Senti-me ferido de consciência, revoltado intimamente, contudo voltava sempre
para o mesmo versículo, porque queria saber o que Paulo ensinava. Contudo, depois
de meditar sobre esse ponto durante muitos dias e noites, Deus, na sua graça,
me mostrou a palavra: 'O justo viverá da fé.' Vi então que a justiça de Deus,
nesta passagem, é a justiça que o homem piedoso recebe de Deus pela fé, como
dádiva."
A
alma de Lutero dessa forma saiu da escravidão; ele mesmo escreveu assim:
"Então me achei recém-nascido e no Paraíso. Todas as Escrituras tinham
para mim outro aspecto; perscrutava-as para ver tudo quanto ensinam sobre a
'justiça de Deus'. Antes, estas palavras eram-me detestáveis; agora as recebo
com o mais intenso amor. A passagem me servia como a porta do Paraíso."
Depois
dessa experiência, pregava diariamente; em certas ocasiões, pregava até três
vezes ao dia, conforme ele mesmo conta: "O que o pasto é para o
rebanho, a casa para o homem, o ninho para o passarinho, a penha para a cabra
rnontês, o arroio para o peixe, a Bíblia é para as almas fiéis. " A
luz do Evangelho, por fim, tomara o lugar das trevas e a alma de Lutero
abrasava por conduzir os seus ouvintes ao Cordeiro de Deus, que tira todo o
pecado.
Lutero
levou o povo a considerar a verdadeira religião, não como uma mera profissão,
ou sistema de doutrinas, mas como vida em Deus. A oração não era mais um exercício
sem sentido, mas o contato do coração com Deus que cuida de nós com um amor
indizível. Nos seus sermões, Deus revelou o seu próprio coração a milhares de
ouvintes, por meio do coração de Lutero.
Convidado
a pregar durante uma convenção dos agostinianos, não deu uma mensagem doutrinai
de sabedoria humana, como se esperava, mas fez um discurso ardente contra a
língua maldizente dos monges. Os agostinianos, levados pela mensagem,
elegeram-no diretor sobre onze conventos!
Lutero
não somente pregava a virtude, mas praticava-a, amando verdadeiramente o
próximo. Nesse tempo, a peste vinda do Oriente, visitou Wittenberg.

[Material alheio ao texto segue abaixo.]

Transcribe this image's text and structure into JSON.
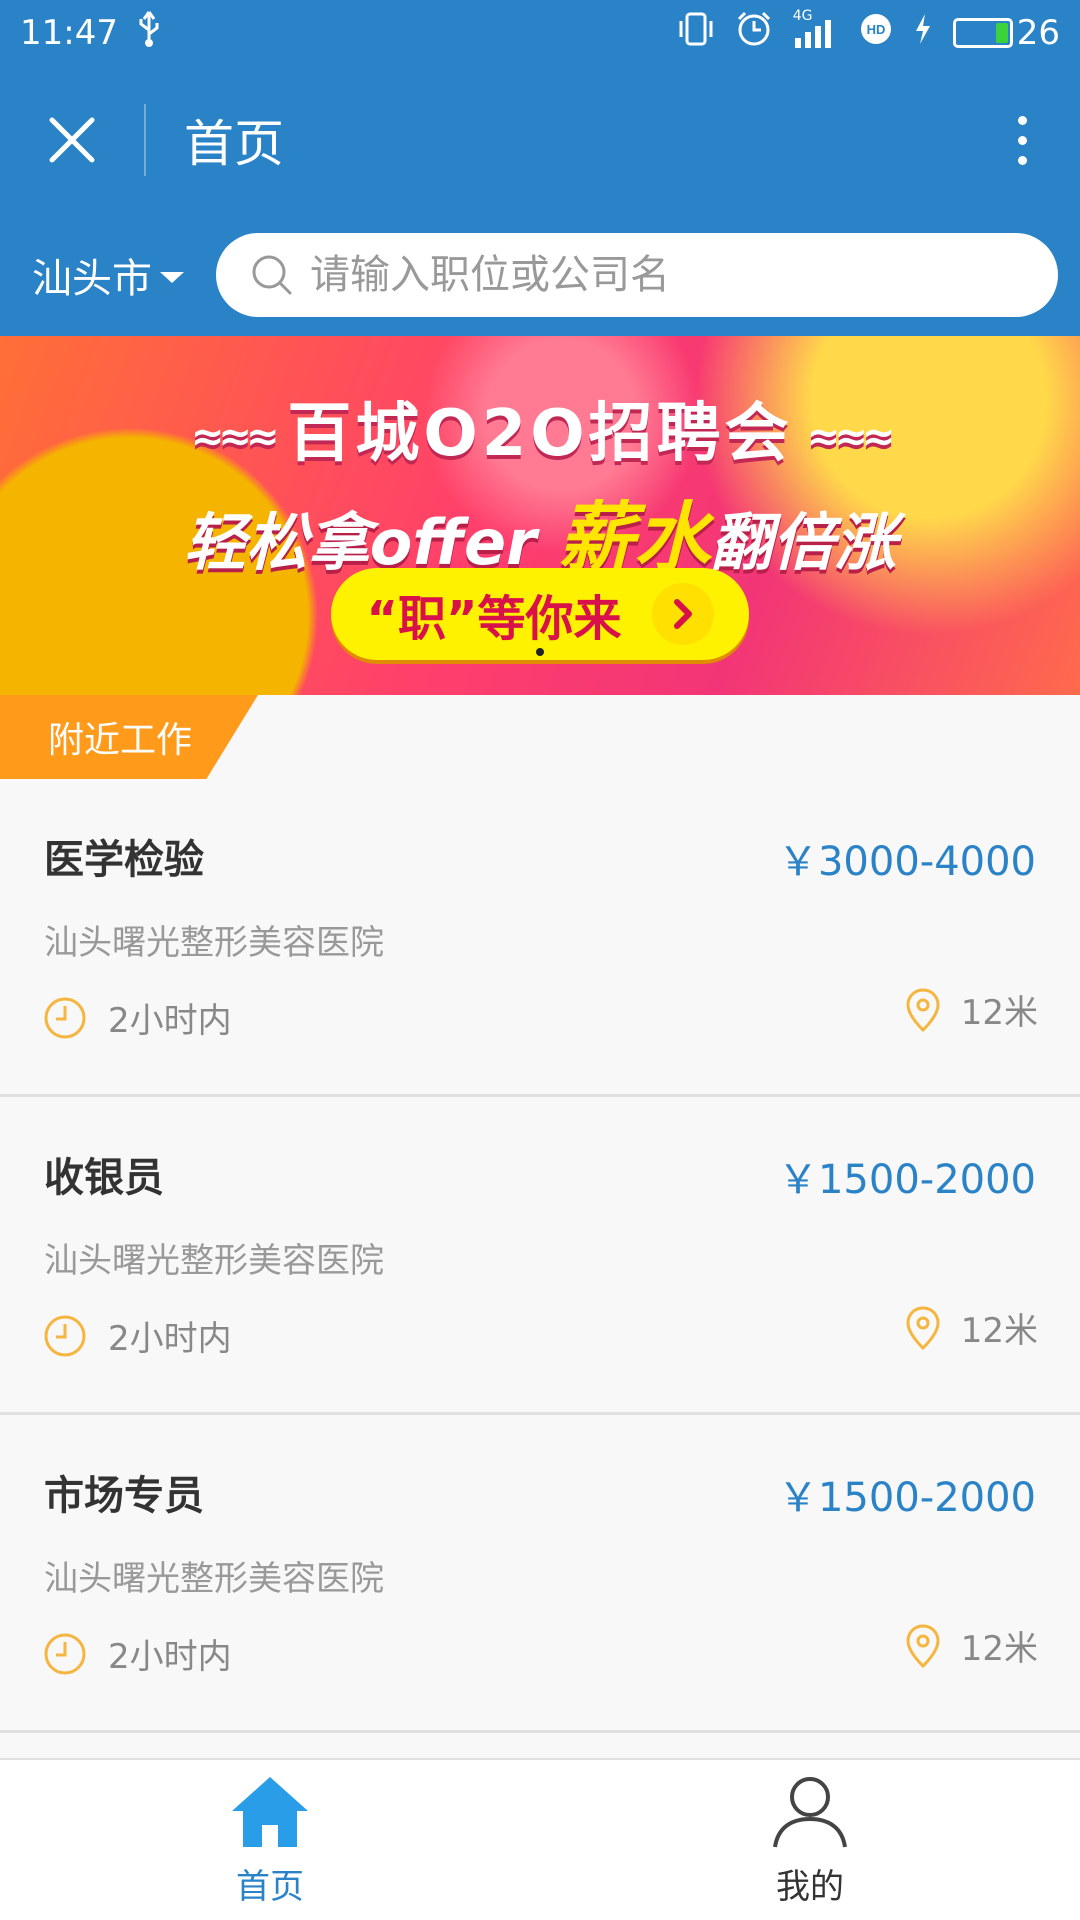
{
  "status_bar": {
    "time": "11:47",
    "network": "4G",
    "battery": "26"
  },
  "header": {
    "title": "首页"
  },
  "search": {
    "city": "汕头市",
    "placeholder": "请输入职位或公司名"
  },
  "banner": {
    "line1": "百城O2O招聘会",
    "line2_prefix": "轻松拿offer ",
    "line2_highlight": "薪水",
    "line2_suffix": "翻倍涨",
    "cta": "“职”等你来"
  },
  "section": {
    "label": "附近工作"
  },
  "jobs": [
    {
      "title": "医学检验",
      "salary": "￥3000-4000",
      "company": "汕头曙光整形美容医院",
      "time": "2小时内",
      "distance": "12米"
    },
    {
      "title": "收银员",
      "salary": "￥1500-2000",
      "company": "汕头曙光整形美容医院",
      "time": "2小时内",
      "distance": "12米"
    },
    {
      "title": "市场专员",
      "salary": "￥1500-2000",
      "company": "汕头曙光整形美容医院",
      "time": "2小时内",
      "distance": "12米"
    }
  ],
  "nav": {
    "home_label": "首页",
    "mine_label": "我的"
  },
  "colors": {
    "primary": "#2a82c7",
    "accent_orange": "#ff9a1a",
    "icon_orange": "#f5b53f"
  },
  "icons": [
    "usb-icon",
    "vibrate-icon",
    "alarm-icon",
    "signal-icon",
    "hd-icon",
    "charging-icon",
    "battery-icon",
    "close-icon",
    "more-icon",
    "search-icon",
    "clock-icon",
    "location-pin-icon",
    "home-icon",
    "user-icon"
  ]
}
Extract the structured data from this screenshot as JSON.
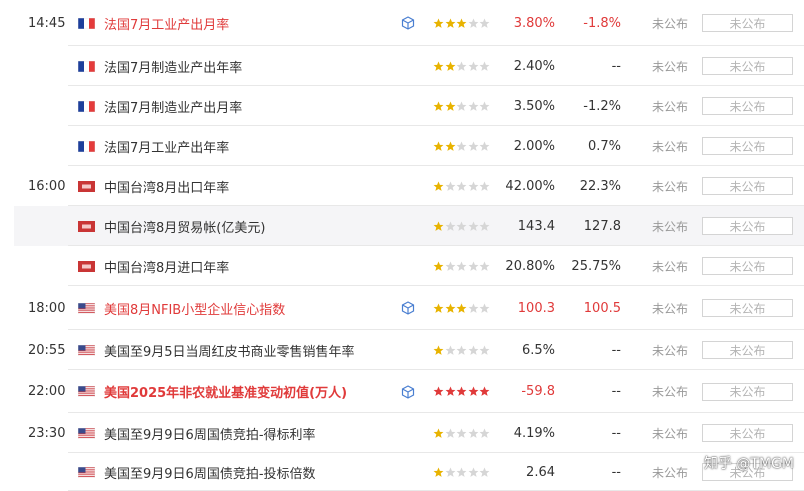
{
  "rows": [
    {
      "time": "14:45",
      "flag": "france",
      "name": "法国7月工业产出月率",
      "important": true,
      "bold": false,
      "cube": true,
      "stars": 3,
      "prev": "3.80%",
      "pred": "-1.8%",
      "actual": "未公布",
      "button": "未公布",
      "alt": false,
      "prev_red": true,
      "pred_red": true
    },
    {
      "time": "",
      "flag": "france",
      "name": "法国7月制造业产出年率",
      "important": false,
      "bold": false,
      "cube": false,
      "stars": 2,
      "prev": "2.40%",
      "pred": "--",
      "actual": "未公布",
      "button": "未公布",
      "alt": false,
      "prev_red": false,
      "pred_red": false
    },
    {
      "time": "",
      "flag": "france",
      "name": "法国7月制造业产出月率",
      "important": false,
      "bold": false,
      "cube": false,
      "stars": 2,
      "prev": "3.50%",
      "pred": "-1.2%",
      "actual": "未公布",
      "button": "未公布",
      "alt": false,
      "prev_red": false,
      "pred_red": false
    },
    {
      "time": "",
      "flag": "france",
      "name": "法国7月工业产出年率",
      "important": false,
      "bold": false,
      "cube": false,
      "stars": 2,
      "prev": "2.00%",
      "pred": "0.7%",
      "actual": "未公布",
      "button": "未公布",
      "alt": false,
      "prev_red": false,
      "pred_red": false
    },
    {
      "time": "16:00",
      "flag": "taiwan",
      "name": "中国台湾8月出口年率",
      "important": false,
      "bold": false,
      "cube": false,
      "stars": 1,
      "prev": "42.00%",
      "pred": "22.3%",
      "actual": "未公布",
      "button": "未公布",
      "alt": false,
      "prev_red": false,
      "pred_red": false
    },
    {
      "time": "",
      "flag": "taiwan",
      "name": "中国台湾8月贸易帐(亿美元)",
      "important": false,
      "bold": false,
      "cube": false,
      "stars": 1,
      "prev": "143.4",
      "pred": "127.8",
      "actual": "未公布",
      "button": "未公布",
      "alt": true,
      "prev_red": false,
      "pred_red": false
    },
    {
      "time": "",
      "flag": "taiwan",
      "name": "中国台湾8月进口年率",
      "important": false,
      "bold": false,
      "cube": false,
      "stars": 1,
      "prev": "20.80%",
      "pred": "25.75%",
      "actual": "未公布",
      "button": "未公布",
      "alt": false,
      "prev_red": false,
      "pred_red": false
    },
    {
      "time": "18:00",
      "flag": "usa",
      "name": "美国8月NFIB小型企业信心指数",
      "important": true,
      "bold": false,
      "cube": true,
      "stars": 3,
      "prev": "100.3",
      "pred": "100.5",
      "actual": "未公布",
      "button": "未公布",
      "alt": false,
      "prev_red": true,
      "pred_red": true
    },
    {
      "time": "20:55",
      "flag": "usa",
      "name": "美国至9月5日当周红皮书商业零售销售年率",
      "important": false,
      "bold": false,
      "cube": false,
      "stars": 1,
      "prev": "6.5%",
      "pred": "--",
      "actual": "未公布",
      "button": "未公布",
      "alt": false,
      "prev_red": false,
      "pred_red": false
    },
    {
      "time": "22:00",
      "flag": "usa",
      "name": "美国2025年非农就业基准变动初值(万人)",
      "important": true,
      "bold": true,
      "cube": true,
      "stars": 5,
      "prev": "-59.8",
      "pred": "--",
      "actual": "未公布",
      "button": "未公布",
      "alt": false,
      "prev_red": true,
      "pred_red": false
    },
    {
      "time": "23:30",
      "flag": "usa",
      "name": "美国至9月9日6周国债竞拍-得标利率",
      "important": false,
      "bold": false,
      "cube": false,
      "stars": 1,
      "prev": "4.19%",
      "pred": "--",
      "actual": "未公布",
      "button": "未公布",
      "alt": false,
      "prev_red": false,
      "pred_red": false
    },
    {
      "time": "",
      "flag": "usa",
      "name": "美国至9月9日6周国债竞拍-投标倍数",
      "important": false,
      "bold": false,
      "cube": false,
      "stars": 1,
      "prev": "2.64",
      "pred": "--",
      "actual": "未公布",
      "button": "未公布",
      "alt": false,
      "prev_red": false,
      "pred_red": false
    }
  ],
  "watermark": "知乎 @TMGM",
  "colors": {
    "important": "#e03a3a",
    "star_on": "#e8b300",
    "star_on_red": "#e03a3a",
    "star_off": "#d6d6d6",
    "cube": "#4a7fd1"
  }
}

Calcula-se
que a quarta parte do povo da Europa, inclusive a metade da população alemã,
foi ceifada pela morte. Quando professores e estudantes fugiram da cidade,
instaram que Lutero fugisse também, porém ele respondeu: - "Para onde hei
de fugir? O meu lugar é aqui: o dever não me permite ausentar-me do meu posto
até que Aquele que me mandou para aqui me chame. Não que eu deixe de temer a
morte, mas espero que o Senhor me dê ânimo". Assim ele ministrava à alma e
ao corpo do próximo durante um tempo de aflição e de angústia.
A
fama do jovem monge espalhou-se ate longe. Entretanto, sem o reconhecer,
enquanto trabalhava incansavelmente para a igreja, já havia deixado o rumo
liberal que ela seguia em doutrina e prática.
Em
outubro de 1517, Lutero afixou à porta da Igreja do Castelo em Wittenberg, as
suas 95 teses, o teor das quais é que Cristo requer o arrependimento e a
tristeza pelo pecado e não a penitência. Lutero afixou as teses ou proposições
para um debate público, na porta da igreja, como era costume nesse tempo. Mas
as teses, escritas em latim, foram logo traduzidas em alemão, holandês e
espanhol. Antes de decorrido um mês, para surpresa de Lutero, já estavam na
Itália, fazendo estremecer os alicerces do velho edifício de Roma. Foi desse
ato de afixar as 95 teses da Igreja de Wittenberg, que nasceu a Reforma, isto
é, que tomou forma o grande movimento de almas que em todo o mundo ansiavam
voltar para a fonte pura, a Palavra de Deus. Contudo Lutero não atacara a
Igreja Romana, mas antes, pensou fazer a defesa do Papa contra os vendedores de
indulgências.
Em
agosto de 1518, Lutero foi chamado a Roma para responder a uma denúncia de
heresia. Contudo, o eleitor Frederico não consentiu que fosse levado para fora
do país; assim Lutero foi intimado a apresentar-se em Augsburgo. "Eles te
queimarão vivo", insistiram seus amigos. Lutero, porém, respondeu
resolutamente: "Se Deus sustenta a causa, ela será sustentada".
A
ordem do núncio do Papa em Augsburgo foi: "Retrate-se ou não voltará
daqui". Contudo Lutero conseguiu fugir, passando por uma pequena cancela
no muro da cidade, na escuridão da noite. Ao chegar de novo em Wittenberg, um
ano depois de afixar as teses, era o homem mais popular em toda a Alemanha. Não
havia jornais nesse tempo, mas fluíam da pena de Lutero respostas a todos os
seus críticos para serem publicadas em folhetos. O que escreveu dessa forma,
hoje seriam cem volumes.
O
célebre Erasmo, da Holanda, assim escreveu a Lutero: "Seus livros estão
despertando todo o país... Os mais eminentes da Inglaterra gostam de seus
escritos..."
Quando
a bula de excomunhão, enviada pelo Papa, chegou em Wittenberg, Lutero respondeu
com um tratado dirigido ao Papa Leão X, exortando-o, no nome do Senhor, a que
se arrependesse. A bula do Papa foi queimada fora do muro da cidade de
Wittenberg, perante grande ajuntamento do povo. Assim escreveu Lutero ao
vigário geral: "No momento de queimar a bula, estava tremendo e orando,
mas agora estou satisfeito de ter praticado este ato enérgico". Lutero não
esperou até que o Papa o excomungasse, mas deu logo o pulo da Igreja Romana
para a Igreja do Deus vivo.
Porém,
o imperador Carlos V, que ia convocar sua primeira Dieta na cidade de Worms,
queria que Lutero comparecesse para responder, pessoalmente, aos seus acusadores.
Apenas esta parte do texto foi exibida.